Remember the fun days of extreme overclocking?  People would drop their Pentiums into liquid nitrogen to try and get the most possible speed out of the chips.

I agree the cooling performance of the liquid would certainly degrade the more boards it had to deal with, and perhaps the optimal limit is indeed what the C1 offers.  I know there were some folks doing total immersion tests with the Spondoolies boards to get some crazy density.  It would be interesting to see how far these things can be pushed.

During GPU day's people pushed cards hard.  But you had a very long warranty and it was not hard to unplug one card and send a RMA in.

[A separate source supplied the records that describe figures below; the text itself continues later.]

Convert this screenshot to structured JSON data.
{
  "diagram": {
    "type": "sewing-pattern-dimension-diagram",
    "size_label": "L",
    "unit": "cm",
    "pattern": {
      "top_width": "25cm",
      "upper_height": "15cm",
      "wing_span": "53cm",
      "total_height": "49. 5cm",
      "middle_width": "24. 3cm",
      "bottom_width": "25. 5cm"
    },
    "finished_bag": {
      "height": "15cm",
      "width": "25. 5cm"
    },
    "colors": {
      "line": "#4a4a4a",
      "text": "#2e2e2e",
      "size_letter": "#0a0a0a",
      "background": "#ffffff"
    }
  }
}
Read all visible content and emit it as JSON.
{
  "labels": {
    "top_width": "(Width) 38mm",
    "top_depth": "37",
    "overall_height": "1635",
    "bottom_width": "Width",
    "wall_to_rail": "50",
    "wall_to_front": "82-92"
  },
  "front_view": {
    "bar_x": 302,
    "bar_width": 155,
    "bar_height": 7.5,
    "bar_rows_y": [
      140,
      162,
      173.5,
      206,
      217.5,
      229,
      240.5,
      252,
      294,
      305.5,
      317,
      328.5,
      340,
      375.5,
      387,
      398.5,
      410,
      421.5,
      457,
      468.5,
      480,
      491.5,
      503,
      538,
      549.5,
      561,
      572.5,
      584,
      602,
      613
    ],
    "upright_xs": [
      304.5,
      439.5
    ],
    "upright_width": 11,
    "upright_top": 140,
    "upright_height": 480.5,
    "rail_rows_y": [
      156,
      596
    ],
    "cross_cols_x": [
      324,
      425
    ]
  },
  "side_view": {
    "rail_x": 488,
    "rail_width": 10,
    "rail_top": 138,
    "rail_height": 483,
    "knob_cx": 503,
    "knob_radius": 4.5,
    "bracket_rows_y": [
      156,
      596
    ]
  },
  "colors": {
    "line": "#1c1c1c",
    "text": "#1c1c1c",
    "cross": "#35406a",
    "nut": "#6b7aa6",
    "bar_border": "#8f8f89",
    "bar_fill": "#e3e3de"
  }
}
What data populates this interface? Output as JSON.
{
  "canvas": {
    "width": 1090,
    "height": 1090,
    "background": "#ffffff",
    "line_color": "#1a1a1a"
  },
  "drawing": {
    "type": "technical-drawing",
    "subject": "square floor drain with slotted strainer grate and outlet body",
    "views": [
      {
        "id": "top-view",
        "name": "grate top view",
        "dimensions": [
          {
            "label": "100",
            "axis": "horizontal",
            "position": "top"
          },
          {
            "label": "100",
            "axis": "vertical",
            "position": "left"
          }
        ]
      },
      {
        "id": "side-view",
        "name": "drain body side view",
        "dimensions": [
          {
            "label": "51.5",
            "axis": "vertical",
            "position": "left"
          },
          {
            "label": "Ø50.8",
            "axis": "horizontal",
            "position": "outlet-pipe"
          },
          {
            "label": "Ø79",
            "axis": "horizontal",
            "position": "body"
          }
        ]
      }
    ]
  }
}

With today's asis if you push to hard chances are you will end up with a dead chip.  Some gear does OC better then other Bitmain has always done good in OC area.
Yeah, the GPU/CPU were pretty easy to RMA.  It's considerably tougher to do the same with the ASIC mining gear.  I have had mixed luck with the Bitmain gear.  My S1s all overclocked and ran solidly at 200GH/s.  My S3s... well, I've got a few that stay steady at 478GH/s.  A few that won't go above 440GH/s.  One that just will not run consistently above 400GH/s and one that has been running at 504GH/s pretty much non-stop since I got it last year.  Oh yeah, and 1 that just flat out died on me at the end of January.  Oh well... it had earned its keep by then, so I just wrote it off Smiley

The GPU's RMA on most companies was truly amazing.  I think most of my cards were like 3 and 5 year warranty.  Which is insane for a video card.  It's out of date by that time.

I didnt have to do that many RMA's but I did a few.   It was very easy unplug the broken GPU and within 2 weeks normally you would get a working card like it.  Only thing was a lot of RMA cards were beaten up a little and did not look near as nice.

On asics manufactures they obviously can't offer this for to long.  In most cases 90 days.